Le premier président de la Tunisie post démocratique de 2011 à 2014, Moncef Al Marzouki, a été condamné ce mercredi 22 décembre à 4 ans de prison. Cette condamnation a fait suite aux critiques de l’ancien chef d’état i qui qualifia le coup de force de juillet passé de « putsch », qui a vu le président Kais Saied geler l’activité institutionnelle et concentrer tous les leviers du pouvoir entre ses mains.
Le bras de fer a commencé en octobre lorsque l’ancien président tunisien, Moncef Al Marzouki, prend la parole lors d’une manifestation tenue à Paris dans laquelle il demande aux autorités françaises de rejeter « tout soutien » au président tunisien et d’annuler le sommet de la Francophonie qui devrait se tenir fin novembre à Djerba.
Le sommet a été finalement annulé pour des raisons d’instabilité politique mais aussi pour des raisons sanitaires selon les organisateurs. Or depuis, le président tunisien Kais Saïed a qualifié les positions d’Al Marzouki d’acte anti national et exigé de la ministre de la justice de faire valoir le droit contre ce qu’il qualifiait de « traître à la nation » dans une réunion gouvernementale télévisée.
Kaies Essaid sur les pas de Sissi
L’actuel président tunisien a opéré un coup de force le 25 juillet passé, gelant les institutions et en s’arrogeant tous les pouvoirs à la présidence. Ainsi, il remet en cause les acquis de la révolution de janvier 2011 qui a succédé à la dictature de Ben Ali enclenchée. Le président Saied use de ses prérogatives présidentielles pour imposer une centralisation des pouvoirs et en remettant le retour au cadre institutionnel aux calendes grecs. Le sommet de la francophonie était pour lui une occasion d’affirmer la stabilité du pays et honorer la Tunisie à l’international.

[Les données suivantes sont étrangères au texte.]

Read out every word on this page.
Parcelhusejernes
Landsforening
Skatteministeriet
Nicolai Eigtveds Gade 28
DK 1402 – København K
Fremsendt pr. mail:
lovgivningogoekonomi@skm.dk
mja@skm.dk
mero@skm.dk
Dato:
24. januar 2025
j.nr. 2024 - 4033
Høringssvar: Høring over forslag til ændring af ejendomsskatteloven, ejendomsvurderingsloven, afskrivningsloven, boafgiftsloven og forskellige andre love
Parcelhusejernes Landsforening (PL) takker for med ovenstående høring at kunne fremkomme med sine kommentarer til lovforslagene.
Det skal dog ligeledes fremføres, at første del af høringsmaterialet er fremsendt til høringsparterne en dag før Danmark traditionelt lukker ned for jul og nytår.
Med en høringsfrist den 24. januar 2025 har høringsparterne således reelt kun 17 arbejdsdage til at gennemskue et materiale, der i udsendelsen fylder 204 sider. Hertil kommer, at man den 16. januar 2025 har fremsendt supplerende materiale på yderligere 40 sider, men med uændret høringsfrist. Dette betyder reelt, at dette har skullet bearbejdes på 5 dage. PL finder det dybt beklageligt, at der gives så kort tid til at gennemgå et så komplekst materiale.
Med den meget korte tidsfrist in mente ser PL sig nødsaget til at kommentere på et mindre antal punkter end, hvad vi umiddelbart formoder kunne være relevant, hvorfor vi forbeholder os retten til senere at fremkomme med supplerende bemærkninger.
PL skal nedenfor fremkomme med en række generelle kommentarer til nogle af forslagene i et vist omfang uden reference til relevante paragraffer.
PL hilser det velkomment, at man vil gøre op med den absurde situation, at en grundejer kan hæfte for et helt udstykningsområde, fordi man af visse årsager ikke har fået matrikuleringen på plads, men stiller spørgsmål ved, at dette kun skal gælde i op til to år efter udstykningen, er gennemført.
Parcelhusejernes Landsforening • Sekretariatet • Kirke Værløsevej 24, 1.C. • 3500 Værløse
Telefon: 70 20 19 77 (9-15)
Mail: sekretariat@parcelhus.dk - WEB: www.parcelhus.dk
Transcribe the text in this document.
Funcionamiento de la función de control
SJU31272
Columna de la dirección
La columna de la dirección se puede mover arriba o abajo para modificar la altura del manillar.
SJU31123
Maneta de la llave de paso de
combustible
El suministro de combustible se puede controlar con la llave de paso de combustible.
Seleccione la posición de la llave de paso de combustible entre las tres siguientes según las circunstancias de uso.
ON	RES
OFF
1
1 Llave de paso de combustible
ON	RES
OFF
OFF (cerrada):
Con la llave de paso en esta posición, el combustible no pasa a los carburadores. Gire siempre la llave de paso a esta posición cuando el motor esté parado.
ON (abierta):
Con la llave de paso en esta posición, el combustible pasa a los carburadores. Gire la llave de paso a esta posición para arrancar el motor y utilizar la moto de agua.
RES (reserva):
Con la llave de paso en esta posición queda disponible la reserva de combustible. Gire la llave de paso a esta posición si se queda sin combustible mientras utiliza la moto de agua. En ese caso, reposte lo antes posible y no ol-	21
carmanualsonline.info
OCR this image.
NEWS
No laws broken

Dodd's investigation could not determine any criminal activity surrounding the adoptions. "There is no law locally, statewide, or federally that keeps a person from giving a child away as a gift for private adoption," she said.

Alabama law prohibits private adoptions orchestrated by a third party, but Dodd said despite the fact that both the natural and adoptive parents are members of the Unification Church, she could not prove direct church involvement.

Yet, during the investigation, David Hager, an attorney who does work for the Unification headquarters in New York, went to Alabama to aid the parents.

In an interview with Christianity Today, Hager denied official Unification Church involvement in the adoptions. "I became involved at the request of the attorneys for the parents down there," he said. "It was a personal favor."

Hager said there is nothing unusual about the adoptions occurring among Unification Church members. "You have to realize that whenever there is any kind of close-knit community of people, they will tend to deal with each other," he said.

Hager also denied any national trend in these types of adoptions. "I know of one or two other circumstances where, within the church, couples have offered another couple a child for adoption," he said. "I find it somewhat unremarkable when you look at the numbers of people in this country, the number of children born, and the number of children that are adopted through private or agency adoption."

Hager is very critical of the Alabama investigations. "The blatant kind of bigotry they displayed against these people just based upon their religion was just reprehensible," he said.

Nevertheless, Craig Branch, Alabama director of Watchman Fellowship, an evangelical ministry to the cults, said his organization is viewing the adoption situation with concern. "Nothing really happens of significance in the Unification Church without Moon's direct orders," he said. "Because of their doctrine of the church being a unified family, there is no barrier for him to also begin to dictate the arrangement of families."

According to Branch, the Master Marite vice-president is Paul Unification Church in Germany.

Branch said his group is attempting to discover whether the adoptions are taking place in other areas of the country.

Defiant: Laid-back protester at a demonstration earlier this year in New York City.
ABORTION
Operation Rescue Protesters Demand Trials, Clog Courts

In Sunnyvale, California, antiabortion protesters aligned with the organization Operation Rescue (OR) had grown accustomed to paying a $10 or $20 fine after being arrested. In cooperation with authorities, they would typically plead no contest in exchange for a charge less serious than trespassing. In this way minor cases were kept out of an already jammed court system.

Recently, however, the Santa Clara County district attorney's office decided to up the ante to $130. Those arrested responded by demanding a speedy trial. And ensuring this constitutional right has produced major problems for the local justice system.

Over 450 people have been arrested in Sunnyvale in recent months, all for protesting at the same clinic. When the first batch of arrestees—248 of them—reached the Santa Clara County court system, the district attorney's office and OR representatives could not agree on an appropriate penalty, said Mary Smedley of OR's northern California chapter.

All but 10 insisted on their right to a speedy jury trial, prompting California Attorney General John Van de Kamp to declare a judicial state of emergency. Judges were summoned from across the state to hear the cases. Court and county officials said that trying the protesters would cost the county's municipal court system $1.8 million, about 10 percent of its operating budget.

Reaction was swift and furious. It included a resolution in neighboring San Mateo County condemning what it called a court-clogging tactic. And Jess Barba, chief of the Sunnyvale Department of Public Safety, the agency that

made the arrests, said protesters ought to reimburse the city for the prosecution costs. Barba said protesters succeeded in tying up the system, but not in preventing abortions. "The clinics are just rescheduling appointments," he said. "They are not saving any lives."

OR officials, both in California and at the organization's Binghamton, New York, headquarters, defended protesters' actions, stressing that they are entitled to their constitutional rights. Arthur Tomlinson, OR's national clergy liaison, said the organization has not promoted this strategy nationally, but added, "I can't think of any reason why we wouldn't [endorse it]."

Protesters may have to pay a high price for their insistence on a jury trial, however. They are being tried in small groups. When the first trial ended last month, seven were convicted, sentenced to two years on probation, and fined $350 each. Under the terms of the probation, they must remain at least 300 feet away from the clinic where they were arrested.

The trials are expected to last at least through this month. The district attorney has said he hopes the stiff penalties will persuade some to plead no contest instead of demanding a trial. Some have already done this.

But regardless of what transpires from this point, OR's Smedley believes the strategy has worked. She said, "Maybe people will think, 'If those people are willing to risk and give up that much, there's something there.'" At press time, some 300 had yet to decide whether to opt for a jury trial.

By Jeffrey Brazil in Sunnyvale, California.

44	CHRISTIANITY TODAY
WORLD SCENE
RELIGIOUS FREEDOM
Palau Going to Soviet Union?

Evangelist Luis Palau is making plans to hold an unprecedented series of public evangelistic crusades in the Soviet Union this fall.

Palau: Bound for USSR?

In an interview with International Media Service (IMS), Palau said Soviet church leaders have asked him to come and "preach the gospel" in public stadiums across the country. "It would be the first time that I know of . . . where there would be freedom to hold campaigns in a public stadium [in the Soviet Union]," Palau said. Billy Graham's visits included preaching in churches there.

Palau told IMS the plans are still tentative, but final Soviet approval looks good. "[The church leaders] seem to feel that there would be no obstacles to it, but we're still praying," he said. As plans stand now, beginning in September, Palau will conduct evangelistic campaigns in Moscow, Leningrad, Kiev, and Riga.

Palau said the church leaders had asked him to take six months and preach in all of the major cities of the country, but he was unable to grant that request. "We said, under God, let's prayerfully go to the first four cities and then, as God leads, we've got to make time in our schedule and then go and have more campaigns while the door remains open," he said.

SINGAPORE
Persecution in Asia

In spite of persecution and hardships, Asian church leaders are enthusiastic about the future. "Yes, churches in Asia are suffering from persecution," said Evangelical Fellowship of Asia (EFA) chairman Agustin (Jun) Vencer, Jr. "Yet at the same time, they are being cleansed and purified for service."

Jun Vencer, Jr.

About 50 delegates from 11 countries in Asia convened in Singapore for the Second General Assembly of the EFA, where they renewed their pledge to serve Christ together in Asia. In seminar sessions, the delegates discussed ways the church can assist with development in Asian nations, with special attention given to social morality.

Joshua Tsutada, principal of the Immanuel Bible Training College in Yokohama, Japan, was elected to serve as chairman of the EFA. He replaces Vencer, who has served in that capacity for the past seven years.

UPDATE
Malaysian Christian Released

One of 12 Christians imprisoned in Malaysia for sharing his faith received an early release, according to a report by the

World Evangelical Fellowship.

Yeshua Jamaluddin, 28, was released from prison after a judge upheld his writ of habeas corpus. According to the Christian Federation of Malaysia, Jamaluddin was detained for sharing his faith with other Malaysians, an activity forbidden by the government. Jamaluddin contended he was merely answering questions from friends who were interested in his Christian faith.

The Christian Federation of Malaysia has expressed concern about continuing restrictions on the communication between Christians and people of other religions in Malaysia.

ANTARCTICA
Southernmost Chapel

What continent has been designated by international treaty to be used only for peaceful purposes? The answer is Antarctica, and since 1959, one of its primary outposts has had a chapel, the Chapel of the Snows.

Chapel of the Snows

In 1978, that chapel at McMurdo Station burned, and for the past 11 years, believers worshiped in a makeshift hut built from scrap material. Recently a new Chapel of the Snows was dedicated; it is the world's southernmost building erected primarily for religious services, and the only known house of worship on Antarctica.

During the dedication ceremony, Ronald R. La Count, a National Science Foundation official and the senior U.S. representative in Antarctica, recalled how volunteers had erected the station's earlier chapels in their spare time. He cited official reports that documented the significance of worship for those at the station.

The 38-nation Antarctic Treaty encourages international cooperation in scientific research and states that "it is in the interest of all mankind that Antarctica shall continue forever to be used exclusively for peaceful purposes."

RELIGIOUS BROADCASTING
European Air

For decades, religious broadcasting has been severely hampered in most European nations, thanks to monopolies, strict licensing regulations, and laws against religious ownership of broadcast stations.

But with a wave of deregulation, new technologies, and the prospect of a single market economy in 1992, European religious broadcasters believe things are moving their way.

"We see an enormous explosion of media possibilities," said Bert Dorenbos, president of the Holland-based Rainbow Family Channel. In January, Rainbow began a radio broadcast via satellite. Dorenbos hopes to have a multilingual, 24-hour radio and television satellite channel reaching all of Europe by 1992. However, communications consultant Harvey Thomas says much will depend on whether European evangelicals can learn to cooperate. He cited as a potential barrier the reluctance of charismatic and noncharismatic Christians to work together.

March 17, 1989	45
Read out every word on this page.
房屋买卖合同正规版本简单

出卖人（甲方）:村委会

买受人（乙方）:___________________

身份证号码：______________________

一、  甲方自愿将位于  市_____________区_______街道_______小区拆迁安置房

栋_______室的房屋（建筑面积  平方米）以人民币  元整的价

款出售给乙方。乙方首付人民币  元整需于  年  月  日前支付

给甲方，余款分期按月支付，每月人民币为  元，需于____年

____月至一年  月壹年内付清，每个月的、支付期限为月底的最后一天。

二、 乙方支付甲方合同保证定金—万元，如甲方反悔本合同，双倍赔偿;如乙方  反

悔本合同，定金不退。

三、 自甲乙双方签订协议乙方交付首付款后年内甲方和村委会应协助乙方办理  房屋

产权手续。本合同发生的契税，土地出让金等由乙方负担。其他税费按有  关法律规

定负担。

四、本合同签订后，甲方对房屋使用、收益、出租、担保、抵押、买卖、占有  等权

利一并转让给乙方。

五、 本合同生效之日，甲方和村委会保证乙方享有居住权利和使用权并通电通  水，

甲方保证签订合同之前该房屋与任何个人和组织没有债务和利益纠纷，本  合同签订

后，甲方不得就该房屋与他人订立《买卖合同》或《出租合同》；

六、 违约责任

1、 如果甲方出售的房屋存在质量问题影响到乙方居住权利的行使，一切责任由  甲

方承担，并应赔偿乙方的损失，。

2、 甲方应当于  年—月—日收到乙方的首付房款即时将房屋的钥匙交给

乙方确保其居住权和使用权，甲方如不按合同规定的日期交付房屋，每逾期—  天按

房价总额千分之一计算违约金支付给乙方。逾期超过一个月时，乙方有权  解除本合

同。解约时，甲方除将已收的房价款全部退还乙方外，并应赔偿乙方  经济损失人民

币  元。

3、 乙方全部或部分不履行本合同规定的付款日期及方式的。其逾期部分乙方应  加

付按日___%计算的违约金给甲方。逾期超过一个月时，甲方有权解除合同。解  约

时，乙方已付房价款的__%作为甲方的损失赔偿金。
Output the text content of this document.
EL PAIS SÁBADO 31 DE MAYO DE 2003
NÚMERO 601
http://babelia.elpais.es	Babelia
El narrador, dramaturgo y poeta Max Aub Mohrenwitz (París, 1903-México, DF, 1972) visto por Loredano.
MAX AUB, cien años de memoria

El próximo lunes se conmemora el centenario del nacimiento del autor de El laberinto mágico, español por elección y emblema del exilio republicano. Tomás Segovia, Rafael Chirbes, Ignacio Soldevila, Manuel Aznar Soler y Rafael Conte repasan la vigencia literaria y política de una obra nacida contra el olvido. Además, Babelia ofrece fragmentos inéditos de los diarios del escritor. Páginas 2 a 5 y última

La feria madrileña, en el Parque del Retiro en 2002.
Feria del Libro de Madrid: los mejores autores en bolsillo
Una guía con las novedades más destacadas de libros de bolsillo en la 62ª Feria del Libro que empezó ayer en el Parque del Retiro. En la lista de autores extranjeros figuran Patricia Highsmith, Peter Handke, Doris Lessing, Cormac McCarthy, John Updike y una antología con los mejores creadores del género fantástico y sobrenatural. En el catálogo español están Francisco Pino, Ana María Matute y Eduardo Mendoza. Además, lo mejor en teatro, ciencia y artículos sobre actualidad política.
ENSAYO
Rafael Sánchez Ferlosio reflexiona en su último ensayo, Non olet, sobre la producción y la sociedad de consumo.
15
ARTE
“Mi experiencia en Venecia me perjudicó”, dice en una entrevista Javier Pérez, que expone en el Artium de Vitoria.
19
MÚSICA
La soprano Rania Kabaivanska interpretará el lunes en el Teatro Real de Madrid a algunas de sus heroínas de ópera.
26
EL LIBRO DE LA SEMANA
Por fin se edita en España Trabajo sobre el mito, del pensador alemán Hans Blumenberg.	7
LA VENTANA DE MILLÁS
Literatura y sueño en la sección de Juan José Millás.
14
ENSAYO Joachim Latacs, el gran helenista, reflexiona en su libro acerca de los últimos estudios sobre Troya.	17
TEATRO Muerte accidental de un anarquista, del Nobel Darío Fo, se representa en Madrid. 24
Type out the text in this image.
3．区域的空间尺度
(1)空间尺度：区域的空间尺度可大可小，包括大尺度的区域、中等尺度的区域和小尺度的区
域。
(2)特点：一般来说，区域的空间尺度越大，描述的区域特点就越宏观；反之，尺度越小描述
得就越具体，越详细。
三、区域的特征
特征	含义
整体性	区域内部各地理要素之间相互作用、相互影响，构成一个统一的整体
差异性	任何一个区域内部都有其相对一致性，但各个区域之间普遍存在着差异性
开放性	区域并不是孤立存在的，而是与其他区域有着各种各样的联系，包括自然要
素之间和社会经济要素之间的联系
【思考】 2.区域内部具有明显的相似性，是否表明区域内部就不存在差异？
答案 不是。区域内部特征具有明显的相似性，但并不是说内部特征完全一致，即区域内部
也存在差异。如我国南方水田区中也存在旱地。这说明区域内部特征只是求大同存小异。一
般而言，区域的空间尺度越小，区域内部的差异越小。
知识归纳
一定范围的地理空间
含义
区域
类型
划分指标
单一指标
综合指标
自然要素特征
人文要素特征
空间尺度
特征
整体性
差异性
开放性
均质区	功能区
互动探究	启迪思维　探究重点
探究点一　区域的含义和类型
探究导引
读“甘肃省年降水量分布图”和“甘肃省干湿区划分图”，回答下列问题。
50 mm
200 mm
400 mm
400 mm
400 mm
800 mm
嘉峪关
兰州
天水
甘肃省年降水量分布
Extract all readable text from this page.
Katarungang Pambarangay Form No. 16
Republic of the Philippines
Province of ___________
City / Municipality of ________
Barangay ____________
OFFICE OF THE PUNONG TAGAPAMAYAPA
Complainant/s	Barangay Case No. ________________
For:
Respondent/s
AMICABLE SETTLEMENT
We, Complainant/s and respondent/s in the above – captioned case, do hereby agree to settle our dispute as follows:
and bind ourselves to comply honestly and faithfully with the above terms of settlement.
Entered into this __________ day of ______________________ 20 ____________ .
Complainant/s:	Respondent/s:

L’instrumentalisation de la justice à des fins politiques relève de la culture dictatoriale. Les pratiques expéditives d’une justice aux ordres dénotent l’appétence du président tunisien à mettre au pas ses adversaires politiques de l’intérieur comme ceux de l’extérieur. Le 04 novembre 2021, un mandat d’amener international a été émis à l’encontre d’Al Marzouki pour avoir tenu des propos à la télévision française France 24 « allant à l’encontre de la sûreté de l’Etat et nuisant aux intérêts de la Tunisie à l’étranger ».
L’ombre du maréchal Sissi
Le président tunisien est désormais clairement dans les pas du président égyptien Abdelfattah Al Sissi, dont les services l’ont aidé à organiser le coup de force de juillet dernier. Une condamnation en catimini et sans présence d’avocat s’apparente aux sombres moments de l’histoire des régimes les moins démocratiques.
Toujours dans la même dlogique, le président Kaies a fait savoir à la presse tunisienne qu’il envisageait de prolonger d’un an ses pouvoirs d’exception alors qu’en juillet passé il a annoncé que l’activité parlementaire est gelée pour un mois renouvelable.
« Je n’ai jamais été convoqué par aucun tribunal, aucun avocat n’a assisté à cette condamnation, un certain nombre de juges se sont mis en catimini et voilà, ils ont décidé que je devais être condamné à quatre années de prison. Cela ne s’est jamais vu même dans les pires dictatures […] C’est probablement le président lui-même qui a prononcé la condamnation. C’est dire à quel point l’État de droit que j’avais contribué à mettre en place après la révolution est derrière nous » déclare Moncef Al Marzouki hier à un média libre.